Can someone help me with part ii ?
A machine is set to produce nails of length 10 cm, with standard deviation 0.05 cm. The lengths of the nails are normally distributed.
(i) Find the percentage of nails produced between 9.95 cm and 10.08 cm in length. The machine’s setting is moved by a careless apprentice with the consequence that 16% of the nails are under 5.2 cm in length and 20% are over 5.3 cm.
(ii) Find the new mean and standard deviation.


here's what I did, my answer is wrong, is the whole method wrong or did I do sth wrong in the process, should I have thought of another way to go about this ?

Method's fine, but you've made a slip when looking up your tables. E.g. -2.14 comes from 1.6%, not 16%.

Method's fine, but you've made a slip when looking up your tables. E.g. -2.14 comes from 1.6%, not 16%.

hello, sorry to bother you again but can you help me in the last part here ?

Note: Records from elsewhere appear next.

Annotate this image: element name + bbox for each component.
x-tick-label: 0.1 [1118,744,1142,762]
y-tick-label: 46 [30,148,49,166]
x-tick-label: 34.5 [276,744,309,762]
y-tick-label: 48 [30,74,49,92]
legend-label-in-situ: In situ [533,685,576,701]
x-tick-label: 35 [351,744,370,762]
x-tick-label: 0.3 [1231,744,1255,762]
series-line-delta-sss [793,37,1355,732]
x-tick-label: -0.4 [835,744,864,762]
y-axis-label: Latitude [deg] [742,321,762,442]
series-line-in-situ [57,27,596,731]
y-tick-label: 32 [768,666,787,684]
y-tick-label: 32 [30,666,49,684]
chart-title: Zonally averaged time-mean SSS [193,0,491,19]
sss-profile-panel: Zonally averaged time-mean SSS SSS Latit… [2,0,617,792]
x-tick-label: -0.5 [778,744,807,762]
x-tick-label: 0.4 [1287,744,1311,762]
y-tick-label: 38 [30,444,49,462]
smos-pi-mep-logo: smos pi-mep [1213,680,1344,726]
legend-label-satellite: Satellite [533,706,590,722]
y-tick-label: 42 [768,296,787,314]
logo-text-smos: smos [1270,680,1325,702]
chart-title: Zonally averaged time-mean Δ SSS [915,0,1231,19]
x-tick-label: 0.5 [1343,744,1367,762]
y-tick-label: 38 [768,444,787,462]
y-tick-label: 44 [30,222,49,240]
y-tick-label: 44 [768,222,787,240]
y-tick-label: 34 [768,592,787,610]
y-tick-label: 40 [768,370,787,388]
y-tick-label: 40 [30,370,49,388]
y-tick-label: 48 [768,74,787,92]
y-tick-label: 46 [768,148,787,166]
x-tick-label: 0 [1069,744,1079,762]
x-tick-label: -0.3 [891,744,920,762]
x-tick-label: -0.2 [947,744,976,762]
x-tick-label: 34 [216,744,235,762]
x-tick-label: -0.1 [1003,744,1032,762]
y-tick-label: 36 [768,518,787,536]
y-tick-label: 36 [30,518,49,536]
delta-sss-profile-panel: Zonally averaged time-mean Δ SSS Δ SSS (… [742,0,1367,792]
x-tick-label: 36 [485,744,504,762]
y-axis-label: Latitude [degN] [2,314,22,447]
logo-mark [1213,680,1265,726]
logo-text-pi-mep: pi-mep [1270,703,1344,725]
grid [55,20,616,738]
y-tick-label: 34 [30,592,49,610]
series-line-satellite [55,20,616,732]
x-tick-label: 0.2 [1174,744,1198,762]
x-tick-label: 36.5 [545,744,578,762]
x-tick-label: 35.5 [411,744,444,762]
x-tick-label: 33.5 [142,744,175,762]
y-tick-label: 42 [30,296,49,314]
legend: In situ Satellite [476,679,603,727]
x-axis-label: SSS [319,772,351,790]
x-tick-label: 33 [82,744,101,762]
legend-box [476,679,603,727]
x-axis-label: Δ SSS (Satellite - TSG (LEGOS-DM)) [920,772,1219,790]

A factory produces a very large number of steel bars. The lengths of these bars are normally distributed with 33% of them measuring 20.06 cm or more and 12% of them measuring 20.02 cm or less. Write down two simultaneous equations for the mean and standard deviation of the distribution and solve to find values to 4 significant figures. Hence estimate the proportion of steel bars which measure 20.03 cm or more. The bars are acceptable if they measure between 20.02 cm and 20.08 cm. What percentage are rejected as being outside the acceptable range?

The mean is 20.05
Std deviation is 0.0248
20.03 or more : 0.77944

Here's what I did for the last part:
the answer In the ms is 22.6%

Your working is fine, and the problem is down to the accuracy of the figures you're using.

S.D is 0.02477 to 4 sig.fig. You've only quoted it to 3. That may resolve the issue; can't be sure as I used a combination of calculator and 4 fig tables, and got 22.6. But, whether just correcting the s.d. resolves it or not, the problem is the number of sig.fig.s you're using. You may need to use a more accurate value of the mean too.

Ohh, okay then I shoudn't round at all. I just tried it using the exact values of each and it worked, thank you.